Elus et salariés se mobilisent pour tenter de sauver 1 900 emplois chez Scopelec

L’inquiétude grandit chez les 3 800 salariés de la plus grande SCOP (société coopérative de production) de France, Scopelec, basée dans le Tarn et spécialiste des infrastructures et technologies de télécommunications. En juillet 2021, l’entreprise a perdu des contrats avec Orange pour un « marché d’exploitation et de maintenance des réseaux télécoms à hauteur de 150 millions d’euros annuels ». Soit près d’un tiers du chiffre d’affaires annuel de l’entreprise (463,9 millions d’euros).

Selon la direction de Scopelec, qui se refuse à communiquer davantage, et les syndicats, près de 1 900 emplois sont menacés, dont 580 en Nouvelle-Aquitaine, 500 en Occitanie et 300 en Bourgogne-Franche-Comté. « Nous n’avons aucune information depuis un mois et la situation devient critique chez les salariés, qui s’interrogent de plus en plus », relate Frédéric Mazars, délégué syndical Force ouvrière (FO) et chef de chantier dans le Tarn.

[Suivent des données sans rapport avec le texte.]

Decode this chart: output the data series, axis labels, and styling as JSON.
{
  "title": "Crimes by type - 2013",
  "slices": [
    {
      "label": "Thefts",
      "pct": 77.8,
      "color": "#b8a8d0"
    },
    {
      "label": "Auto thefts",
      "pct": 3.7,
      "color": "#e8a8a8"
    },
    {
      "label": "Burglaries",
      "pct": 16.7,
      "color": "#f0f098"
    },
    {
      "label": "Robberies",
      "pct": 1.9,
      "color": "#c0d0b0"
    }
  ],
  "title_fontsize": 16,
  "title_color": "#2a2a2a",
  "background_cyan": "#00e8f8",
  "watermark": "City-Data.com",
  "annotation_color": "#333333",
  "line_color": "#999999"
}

Vendredi 14 janvier, ceux-ci se sont mis en grève sur des sites d’Occitanie, dans le Tarn, le Lot ou en Aveyron. La veille, une réunion était organisée dans les locaux du conseil régional. Le vice-président au développement économique, Jalil Benabdillah, se dit « extrêmement préoccupé » et parle également d’une menace sur 1 800 à 1 900 emplois. « Nous demandons qu’Orange suive formellement ce qu’ils nous ont promis, c’est-à-dire aucune perte d’emplois dans nos territoires », affirme l’élu.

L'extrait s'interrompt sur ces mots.